Sunday, August 19, 2018

Architects of the Imaginal Realm

"You are a space architect,"one of my students declares. "You create tents of vision and bring us inside for shared adventures."
     I like the idea that I am an architect of imaginal space.I dream of scholar cities and pleasure domes, of temples and libraries in a real world that is constantly and delightfully under construction. I invite others to accompany me to the Moon Café, and the House of Time, to the Silver Airport and the Cosmic Video Store. I give them route maps and floor plans. I tell them how to deal with gatekeepers, what to offer and what to leave behind. 

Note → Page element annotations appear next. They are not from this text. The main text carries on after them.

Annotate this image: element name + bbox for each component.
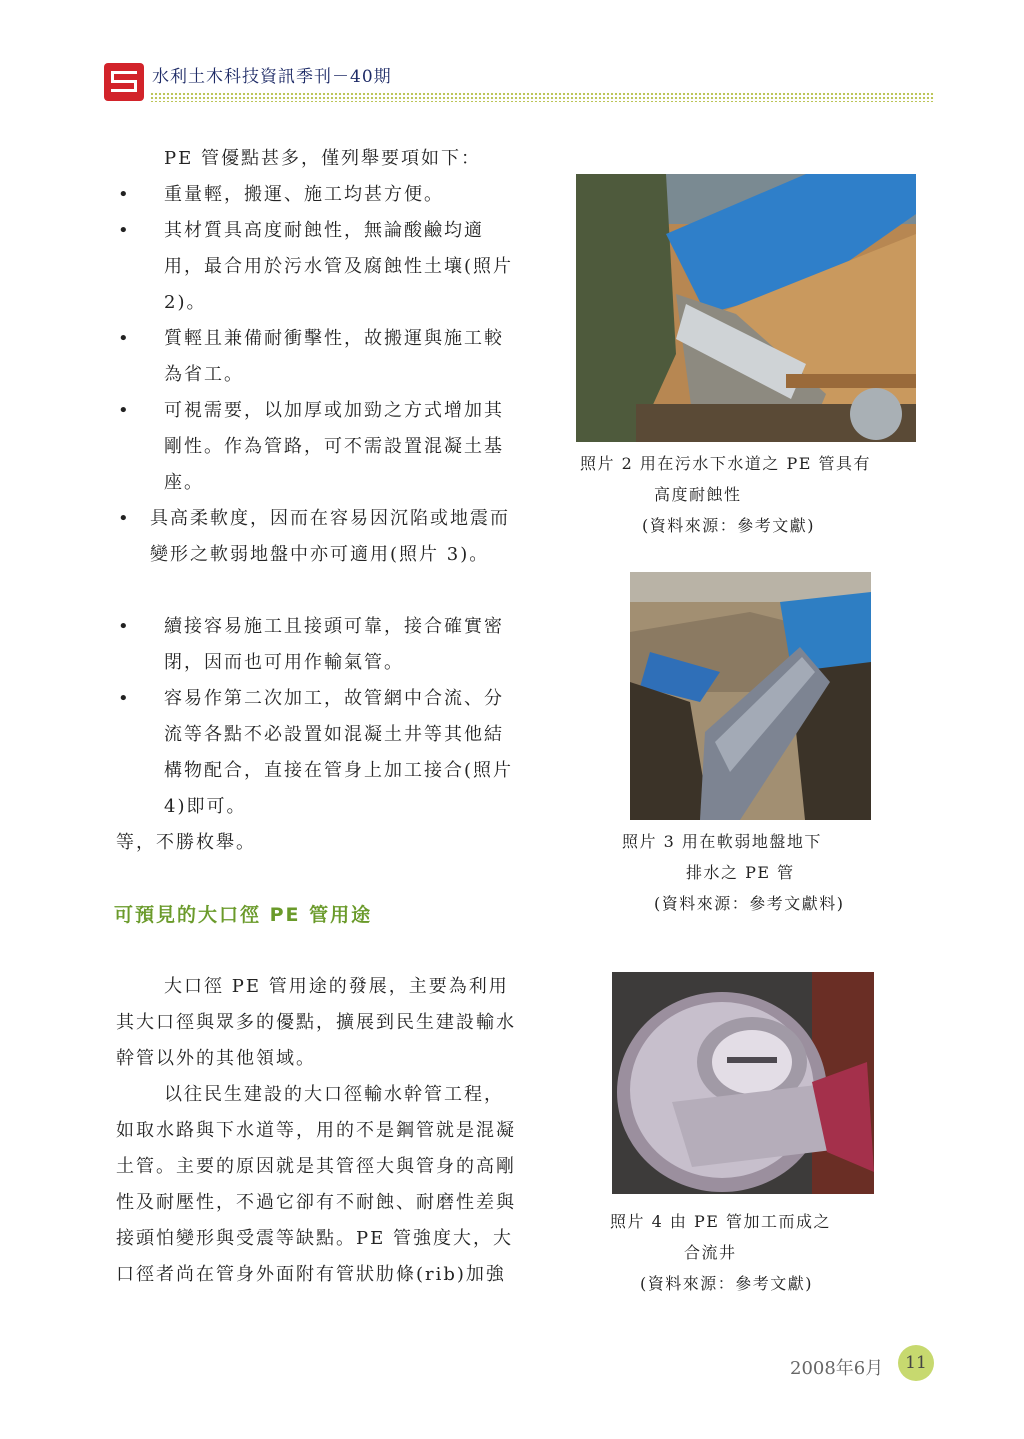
bullet-icon: • bbox=[118, 220, 131, 241]
photo-caption: 合流井 bbox=[684, 1243, 737, 1262]
paragraph: 大口徑 PE 管用途的發展，主要為利用其大口徑與眾多的優點，擴展到民生建設輸水幹管以外的其他領域。 bbox=[116, 976, 516, 1069]
photo-source: (資料來源：參考文獻料) bbox=[654, 894, 845, 913]
photo-source: (資料來源：參考文獻) bbox=[642, 516, 815, 535]
intro-text: PE 管優點甚多，僅列舉要項如下： bbox=[164, 148, 481, 169]
journal-title: 水利土木科技資訊季刊－40期 bbox=[152, 67, 392, 87]
closing-text: 等，不勝枚舉。 bbox=[116, 832, 256, 853]
photo-caption: 照片 2 用在污水下水道之 PE 管具有 bbox=[580, 454, 871, 473]
list-item-text: 續接容易施工且接頭可靠，接合確實密閉，因而也可用作輸氣管。 bbox=[164, 616, 504, 673]
bullet-icon: • bbox=[118, 400, 131, 421]
section-heading: 可預見的大口徑 PE 管用途 bbox=[114, 904, 373, 926]
list-item-text: 容易作第二次加工，故管網中合流、分流等各點不必設置如混凝土井等其他結構物配合，直接在管身上加工接合(照片 4)即可。 bbox=[164, 688, 514, 817]
photo-sewer-trench bbox=[576, 174, 916, 442]
photo-caption: 排水之 PE 管 bbox=[686, 863, 795, 882]
journal-logo-icon bbox=[104, 63, 144, 101]
photo-caption: 高度耐蝕性 bbox=[654, 485, 742, 504]
list-item-text: 重量輕，搬運、施工均甚方便。 bbox=[164, 184, 444, 205]
bullet-icon: • bbox=[118, 508, 131, 529]
list-item-text: 其材質具高度耐蝕性，無論酸鹼均適用，最合用於污水管及腐蝕性土壤(照片 2)。 bbox=[164, 220, 514, 313]
photo-caption: 照片 3 用在軟弱地盤地下 bbox=[622, 832, 822, 851]
header-dotted-rule bbox=[150, 92, 934, 102]
photo-caption: 照片 4 由 PE 管加工而成之 bbox=[610, 1212, 831, 1231]
bullet-icon: • bbox=[118, 616, 131, 637]
list-item-text: 可視需要，以加厚或加勁之方式增加其剛性。作為管路，可不需設置混凝土基座。 bbox=[164, 400, 504, 493]
bullet-icon: • bbox=[118, 184, 131, 205]
list-item-text: 具高柔軟度，因而在容易因沉陷或地震而變形之軟弱地盤中亦可適用(照片 3)。 bbox=[150, 508, 510, 565]
page-number: 11 bbox=[898, 1345, 934, 1381]
photo-confluence-well bbox=[612, 972, 874, 1194]
photo-soft-ground-pipe bbox=[630, 572, 871, 820]
photo-source: (資料來源：參考文獻) bbox=[640, 1274, 813, 1293]
bullet-icon: • bbox=[118, 328, 131, 349]
bullet-icon: • bbox=[118, 688, 131, 709]
paragraph: 以往民生建設的大口徑輸水幹管工程，如取水路與下水道等，用的不是鋼管就是混凝土管。主要的原因就是其管徑大與管身的高剛性及耐壓性，不過它卻有不耐蝕、耐磨性差與接頭怕變形與受震等缺點。PE 管強度大，大口徑者尚在管身外面附有管狀肋條(rib)加強 bbox=[116, 1084, 516, 1285]
list-item-text: 質輕且兼備耐衝擊性，故搬運與施工較為省工。 bbox=[164, 328, 504, 385]
issue-date: 2008年6月 bbox=[790, 1358, 884, 1379]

     I help invited visitors to frame their intentions: to meet a guide or an ancestral soul, to find a new song or look (if they dare) in their Book of Life, to design a home on the Other Side, to embrace a lover in an apple orchard at the edge of Faerie. I don’t lead them around like a tour guide. I open space, then turn them loose to make fresh discoveries on their own. 
    The travelers add to the locations they visit. Their very presence makes the ground more solid, the structures more durable and more complex. They are composed of subtle stuff, but may endure longer than buildings of steel and concrete.
     The taste and imagination of visitors add flourishes and sometimes whole floors.In these ideoplastic environments, every visitor is a builder and decorator. A bronze mirror replaces a daguerreotype; a cello is heard in a music room that wasn't there before; a wall of books in the Magic Library rolls back to reveal a druid wood; golden carp gleam in the pool of the Garden of Memory. 
    I created a huge tent, the kind used for family reunions and elegant outdoor weddings, and told my invited guests that they could come here to encounter and reclaim multiple aspects of self and soul. I showed group after group the way to this House of Gifts, and to make sure they did not get lost, I assigned the sheepdog of shamanic drumming to sort out their brainwaves. These visits produced marvels. Then I noticed that what I had raised as a tent had grown in wondrous ways. From one side, it looked like a fairytale castle; from another, like a Victorian mansion with many wings and countless rooms to open one by one.
     The act of observation, we are informed by quantum physics, makes things, even worlds. Looking brings definite events into manifestation out of a soup of possibilities, Heisenberg's "world of tendencies." Frequent explorers of the Imaginal Realm are quite familiar with the observer effect. I am constantly astonished, though rarely surprised, by how the travelers who follow my maps change what they look at. There is now a pink woman with an elephant's head at the ticket counter of the Cinema of Lost Dreams, and there is a three-headed oracle on the dark side of the Moon.